La fracture territoriale de l’A31 bis : Terville et Florange face à une injustice constitutionnelle

André Léonard, résident de Terville depuis des années, a mis en lumière des profondes incohérences dans le projet A31 bis, autoroute conçue pour dégager les zones frontalières entre la Moselle et le Luxembourg. Une analyse technique transmise aux enquêteurs révèle une fragmentation structurelle qui menace l’égalité territoriale.

Alors que Florange a bénéficié d’un tunnel profond après des mobilisations citoyennes intensives, Terville est contraint de s’en remettre à des solutions minimales : une barrière végétale ou un mur antibruit de cinq mètres. Cette différence constitutionnelle, selon l’auteur, constitue une violation flagrante du principe d’égalité, pouvant conduire à un recours en justice.

L’emplacement de la sortie nord du tunnel a été déterminé par une clôture réglementaire appartenant au domaine de Bétange, entraînant des coûts supplémentaires : destruction et reconstruction d’un tronçon routier, suppression de l’échangeur 42, et révision du tracé. Cette erreur a été repérée seulement après six ans de travaux, obligeant les familles à traverser des zones scolaires à heures de pointe.

L’expert estime que le choix d’une tranchée ouverte génère des surcoûts inutiles, alors qu’un tunnel couvert permettrait de réduire ces dépenses tout en préservant l’environnement.
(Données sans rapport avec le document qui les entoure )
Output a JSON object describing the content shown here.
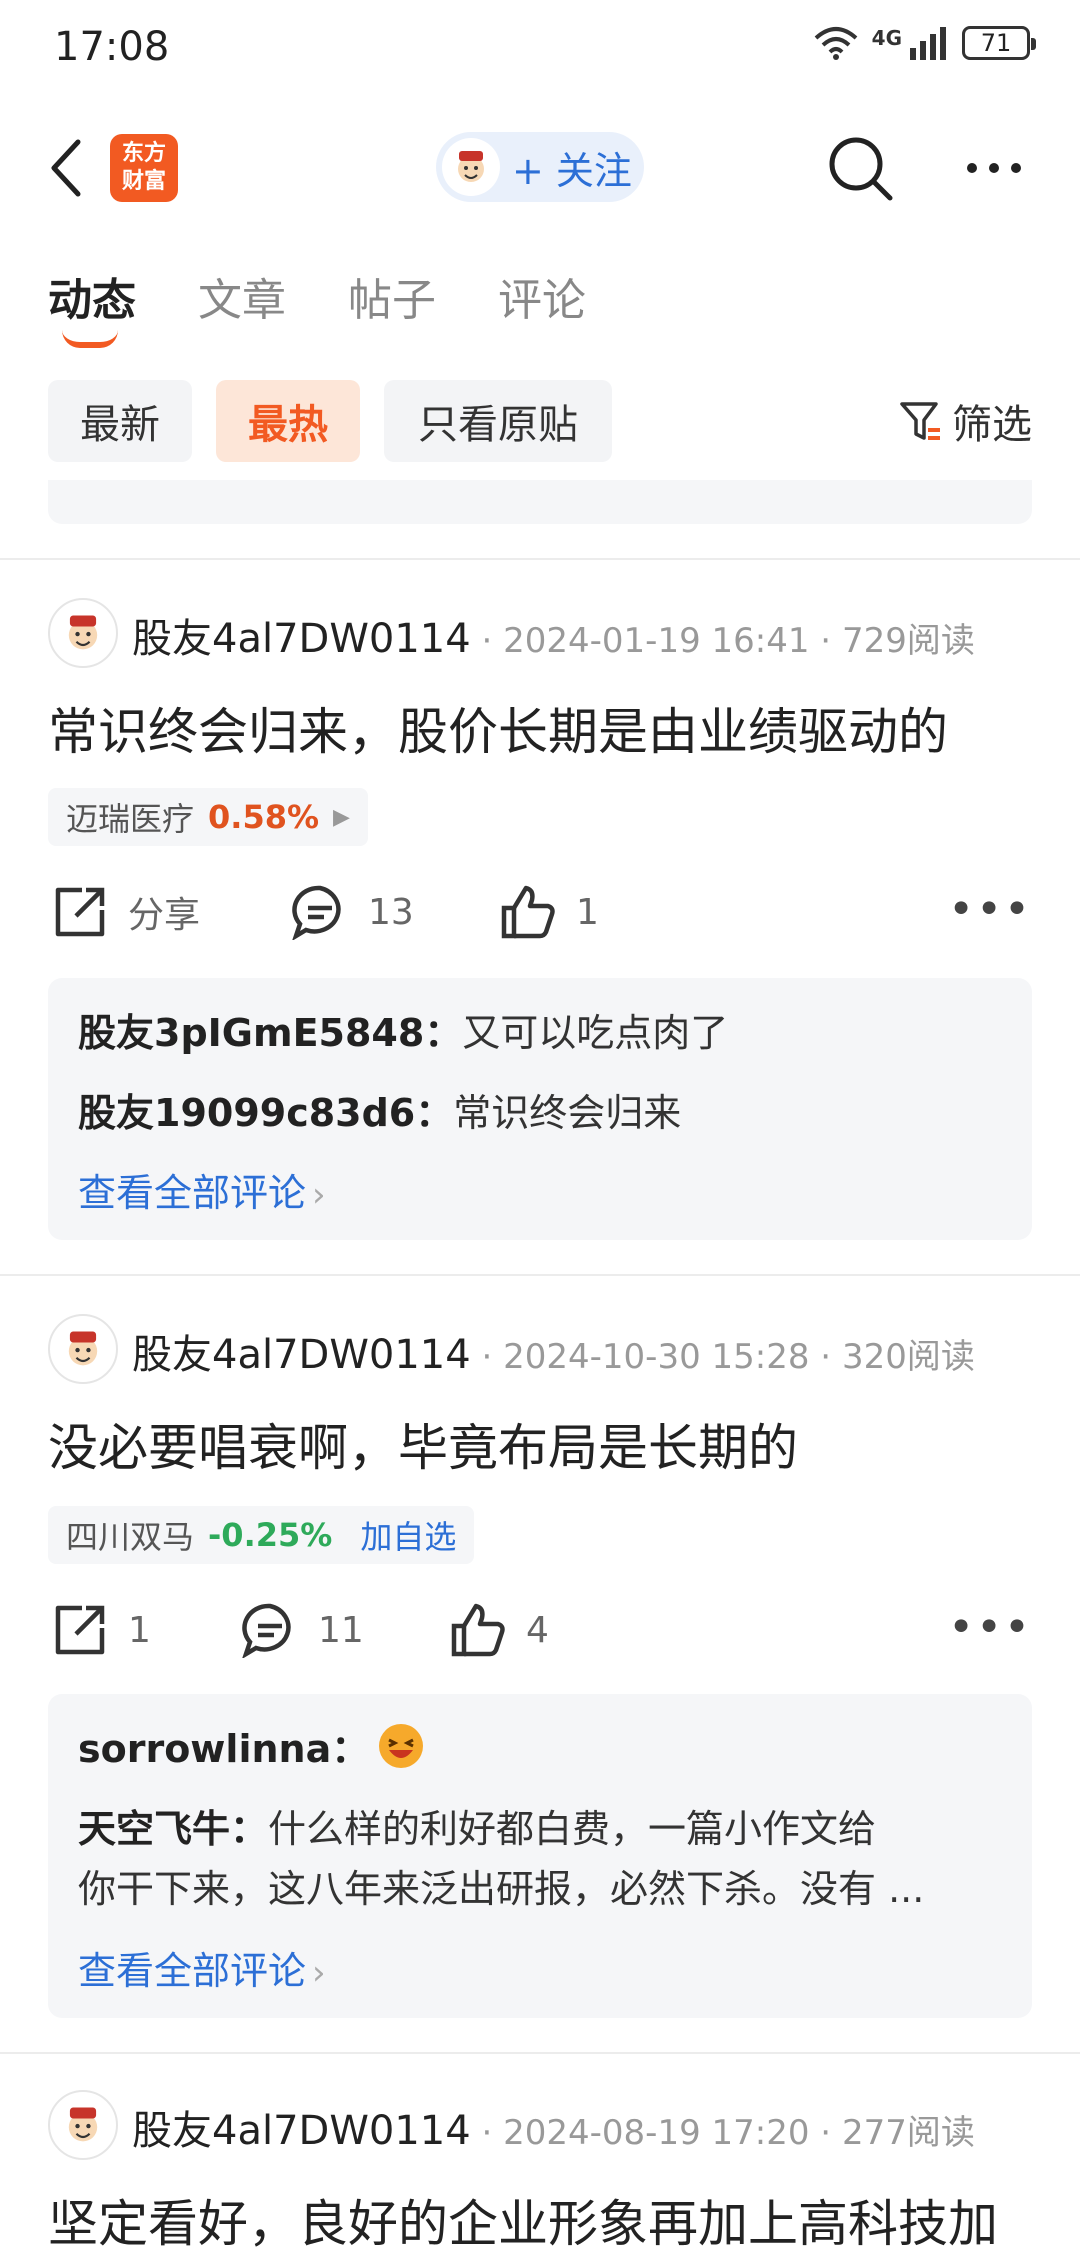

À Saint-Agathe, plus d’une quinzaine d’entreprises serait expropriée pour le raccordement au tunnel ; Léonard propose deux solutions alternatives financées par les économies issues des restructurations.

Une fausse information a également été rapportée lors d’une réunion publique en octobre 2024 : un représentant de la DREAL aurait affirmé que les plans n’existaient pas encore, alors qu’ils avaient été présentés précédemment à Florange. Cela pourrait constituer un délit de contrefaçon.

Enfin, le niveau des péages est jugé trop élevé pour les frontaliers, alors que le Luxembourg perçoit chaque année des centaines de millions d’euros en taxes sur les carburants étrangers. L’expert propose une participation financière luxembourgeoise pour réduire les coûts et attirer plus d’utilisateurs.

Soutenu par la loi du 9 décembre 2016, André Léonard insiste sur l’urgence d’une correction légale avant que le projet ne s’impose définitivement dans le paysage routier français.